Despite these challenges that uncanny editor’s spidey-sense kicked in this weekend when a stage actor delivered a passionate plea for diversity in America to VP-elect Mike Pence who was sitting in the audience.

How did editors know this would take off? There can be no doubt they were right.

Topic performance for Hamilton story. Source: Kaleida, Nov 2016

All the publishers we are tracking covered the story. We’ve seen about 40 articles, videos and cartoons, so far. And all those pieces are performing well.

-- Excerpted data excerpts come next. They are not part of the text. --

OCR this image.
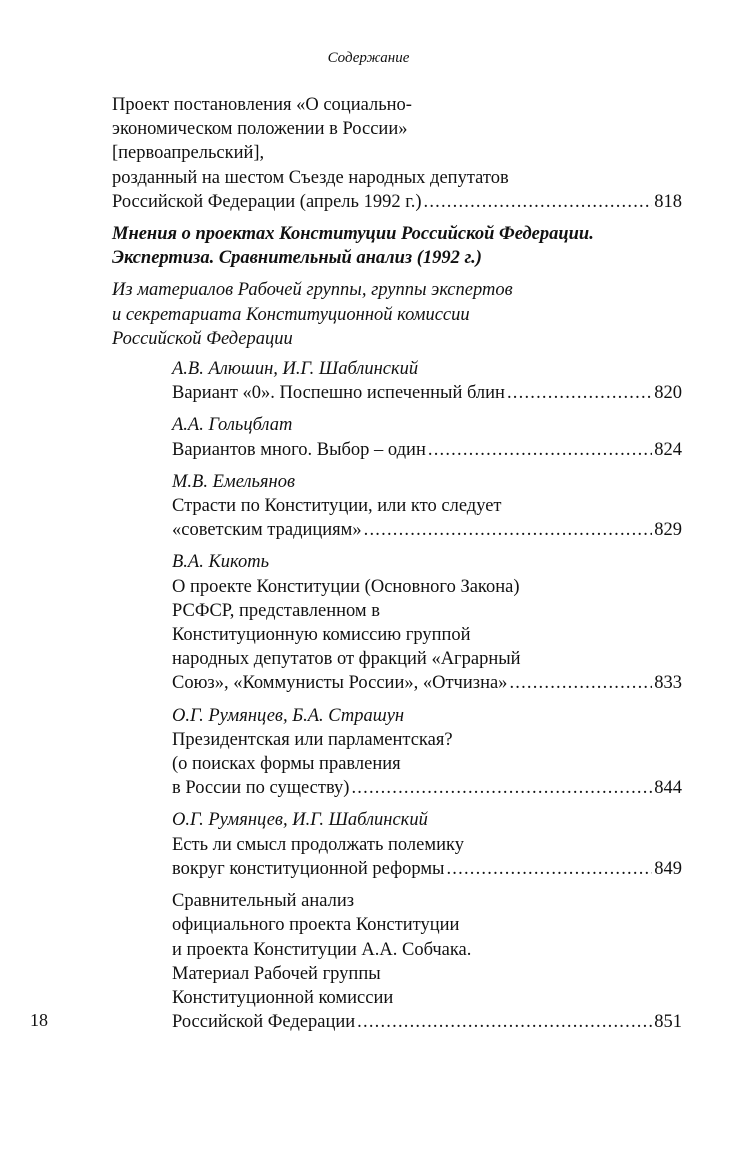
Содержание
Проект постановления «О социально-
экономическом положении в России»
[первоапрельский],
розданный на шестом Съезде народных депутатов
Российской Федерации (апрель 1992 г.) .....	818
Мнения о проектах Конституции Российской Федерации.
Экспертиза. Сравнительный анализ (1992 г.)
Из материалов Рабочей группы, группы экспертов
и секретариата Конституционной комиссии
Российской Федерации
А.В. Алюшин, И.Г. Шаблинский
Вариант «0». Поспешно испеченный блин .....	820
А.А. Гольцблат
Вариантов много. Выбор – один .....	824
М.В. Емельянов
Страсти по Конституции, или кто следует
«советским традициям» .....	829
В.А. Кикоть
О проекте Конституции (Основного Закона)
РСФСР, представленном в
Конституционную комиссию группой
народных депутатов от фракций «Аграрный
Союз», «Коммунисты России», «Отчизна» .....	833
О.Г. Румянцев, Б.А. Страшун
Президентская или парламентская?
(о поисках формы правления
в России по существу) .....	844
О.Г. Румянцев, И.Г. Шаблинский
Есть ли смысл продолжать полемику
вокруг конституционной реформы .....	849
Сравнительный анализ
официального проекта Конституции
и проекта Конституции А.А. Собчака.
Материал Рабочей группы
Конституционной комиссии
Российской Федерации .....	851
18
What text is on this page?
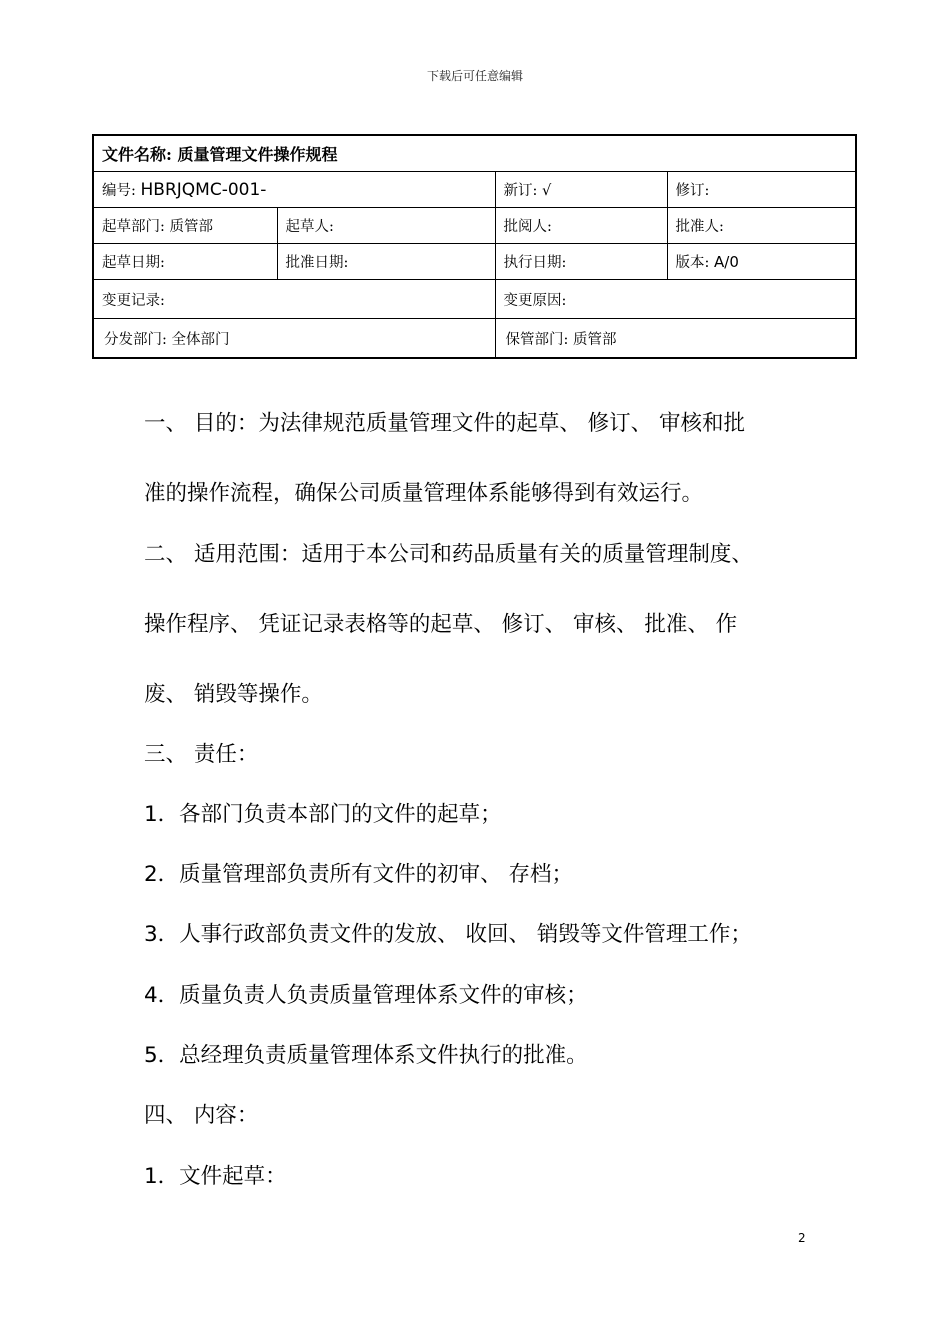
下载后可任意编辑
文件名称: 质量管理文件操作规程			
编号: HBRJQMC-001-		新订: √	修订:
起草部门: 质管部	起草人:	批阅人:	批准人:
起草日期:	批准日期:	执行日期:	版本: A/0
变更记录:		变更原因:	
分发部门: 全体部门		保管部门: 质管部	
一、 目的：为法律规范质量管理文件的起草、 修订、 审核和批
准的操作流程，确保公司质量管理体系能够得到有效运行。
二、 适用范围：适用于本公司和药品质量有关的质量管理制度、
操作程序、 凭证记录表格等的起草、 修订、 审核、 批准、 作
废、 销毁等操作。
三、 责任：
1．各部门负责本部门的文件的起草；
2．质量管理部负责所有文件的初审、 存档；
3．人事行政部负责文件的发放、 收回、 销毁等文件管理工作；
4．质量负责人负责质量管理体系文件的审核；
5．总经理负责质量管理体系文件执行的批准。
四、 内容：
1．文件起草：
2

In fact, they are performing so well that articles about the play Hamilton, the actor Brandon Victor Dixon and the show’s creator Lin-Manuel Miranda are outperforming stories about everything in the news other than Trump and Obama. When you remove the presidential outliers, this is what you get:

Kaleida data, Nov 2016

As a percentage of total coverage stories about them are even more positive than stories about Michelle Obama. And that’s saying something.

Regardless of political slant people love a good David vs Goliath story. Clinton, mainstream media and the status quo were the Goliath to Trump’s David. He slayed his giant with a relentless onslaught of soundbites, but the tables turned quickly. The people want him to do the listening now.

One thing we can be sure of is that mainstream media is changing its tone. Coverage since the election result is clearly more neutral than it was prior to the election when the positive and negative tone was much more dramatic. Trump coverage is normalizing.

The normalization of Trump coverage. Source: Kaleida data, Nov 2016

On one hand that may seem like acquiescence. But maybe that’s how to rebuild the trust that was lost in the build up to the election.

Perhaps something more profound is happening. Maybe publishers are relearning how to apply their resources and assert themselves in the new post-truth world.


When Trump reacted by demanding an apology for speaking out in this way he solidified his Goliath position vs the people’s David.

Most editors will intuitively understand pressure from the President to behave the way he expects them to behave as an indicator of things to come.

That kind of relationship with power is one they know how to deal with.